Black-and-white line art and grayscale illustrations evoke the themes of imperial science fiction throughout the book. I was particularly pleased to see some old favorites among the artists: David Deitrick, whose precise mechanical drawing style defined many Games Designers Workshop settings like Traveller, Battletech and Space 1889; and Mike Vilardi, whose crisp, realistic renderings earned him a place as one of the most sought-after freelance artists for West End Games’ Star Wars Roleplaying Game line.

The few concerns I found with Thousand Suns fall within the realm of my personal pet peeves with many roleplaying games these days. The text could have used at least another proofreading, if not a more thorough editing for the occasional obvious typos and errors. I would like to have seen a solitaire tutorial adventure to plunge readers immediately into the game system, demonstrating the elegance of its core mechanic as well as key themes within imperial science fiction. A complete group adventure or a few developed scenario outlines might have helped establish the kinds of adventures characters might have in this setting (though one finds plenty of hooks throughout the text). These obviously reflect my own ideal expectations for core roleplaying game books at this stage in my life, when I don’t have the time and focus to fully immerse myself in games like I did in my earliest days exploring the adventure gaming hobby.

Alas my remarks are based solely on my reading of the rulebook. My in-person roleplaying game activities these days have dwindled to solitaire sessions indulging my interests and a few D6 Star Wars and Hero Kids sessions with my son and a few friends (and that was before America’s hellscape response to the pandemic shut down society as we know it, or something like that). But if I had a chance to run something in the imperial science fiction genre that wasn’t Star Wars (which is more heroic space opera than anything else), I’d turn to Thousand Suns rather than Traveller or Cepheus. I’m half-tempted to port the characters and notes for my solitaire Traveller campaign concept to Thousand Suns (though retaining some of the Traveller setting and resources).
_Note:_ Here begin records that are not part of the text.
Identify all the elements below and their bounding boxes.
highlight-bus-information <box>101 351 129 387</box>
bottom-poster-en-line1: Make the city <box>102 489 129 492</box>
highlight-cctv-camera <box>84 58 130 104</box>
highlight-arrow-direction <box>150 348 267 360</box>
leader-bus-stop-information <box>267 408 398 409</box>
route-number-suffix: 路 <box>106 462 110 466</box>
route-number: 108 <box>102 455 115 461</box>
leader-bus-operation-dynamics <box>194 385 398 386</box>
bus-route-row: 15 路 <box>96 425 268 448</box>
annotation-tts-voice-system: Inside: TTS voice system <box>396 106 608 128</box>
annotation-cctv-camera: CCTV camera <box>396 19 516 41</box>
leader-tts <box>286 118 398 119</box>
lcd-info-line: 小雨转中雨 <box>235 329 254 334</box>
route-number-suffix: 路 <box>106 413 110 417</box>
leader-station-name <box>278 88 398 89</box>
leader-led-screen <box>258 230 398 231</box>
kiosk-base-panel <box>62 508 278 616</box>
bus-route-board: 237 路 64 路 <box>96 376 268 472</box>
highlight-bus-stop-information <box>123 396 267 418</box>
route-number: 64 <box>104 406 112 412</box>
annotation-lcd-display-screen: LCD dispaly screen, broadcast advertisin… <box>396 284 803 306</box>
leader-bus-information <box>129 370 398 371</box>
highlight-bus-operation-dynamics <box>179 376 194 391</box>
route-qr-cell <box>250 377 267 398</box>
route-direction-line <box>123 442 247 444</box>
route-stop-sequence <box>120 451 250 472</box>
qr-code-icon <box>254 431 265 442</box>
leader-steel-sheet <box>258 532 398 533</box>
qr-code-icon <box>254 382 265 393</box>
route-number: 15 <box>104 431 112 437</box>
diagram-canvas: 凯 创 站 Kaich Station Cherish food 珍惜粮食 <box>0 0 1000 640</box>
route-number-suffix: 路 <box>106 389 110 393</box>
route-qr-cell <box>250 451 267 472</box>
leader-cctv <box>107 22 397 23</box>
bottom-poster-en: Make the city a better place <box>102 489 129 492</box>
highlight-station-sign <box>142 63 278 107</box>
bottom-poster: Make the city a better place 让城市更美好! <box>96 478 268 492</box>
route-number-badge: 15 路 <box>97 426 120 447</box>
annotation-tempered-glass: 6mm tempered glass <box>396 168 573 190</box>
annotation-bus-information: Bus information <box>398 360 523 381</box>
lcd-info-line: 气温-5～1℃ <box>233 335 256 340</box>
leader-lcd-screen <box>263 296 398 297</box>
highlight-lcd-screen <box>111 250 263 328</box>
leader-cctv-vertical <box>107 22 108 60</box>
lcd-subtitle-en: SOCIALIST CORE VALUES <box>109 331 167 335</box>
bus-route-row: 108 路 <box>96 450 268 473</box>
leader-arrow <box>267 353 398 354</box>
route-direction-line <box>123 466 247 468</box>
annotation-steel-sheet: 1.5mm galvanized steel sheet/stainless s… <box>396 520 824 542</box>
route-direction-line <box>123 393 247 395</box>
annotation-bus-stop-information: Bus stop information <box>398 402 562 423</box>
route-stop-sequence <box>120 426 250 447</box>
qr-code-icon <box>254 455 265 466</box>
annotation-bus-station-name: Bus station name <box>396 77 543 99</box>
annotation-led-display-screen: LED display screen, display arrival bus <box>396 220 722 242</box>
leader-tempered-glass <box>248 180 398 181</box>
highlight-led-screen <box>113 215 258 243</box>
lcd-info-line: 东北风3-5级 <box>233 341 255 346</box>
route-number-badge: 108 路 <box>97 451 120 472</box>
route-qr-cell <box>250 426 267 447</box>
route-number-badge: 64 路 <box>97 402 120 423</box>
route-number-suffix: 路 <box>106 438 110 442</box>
It offers an experience in the spirit of Traveller without the specific game mechanics of that game; streamlined rules satisfy modern expectations for such fare. Thousand Suns provides a core book with all the rules one expects for a complete experience and enough of a meta-setting to launch into a campaign...or ignore if you want to develop your own imperial science fiction setting.

The Thousand Suns rulebook PDF sells for $7.50 at DriveThruRPG, with print versions costing $21.25 or $26.25 (softcover/hardcover). Those seeking more material might find it in two supplements, one on starships and another a frontier sector sourcebook, as well as the first issue of Imperio, a fanzine dedicated to Thousand Suns and imperial science fiction roleplaying.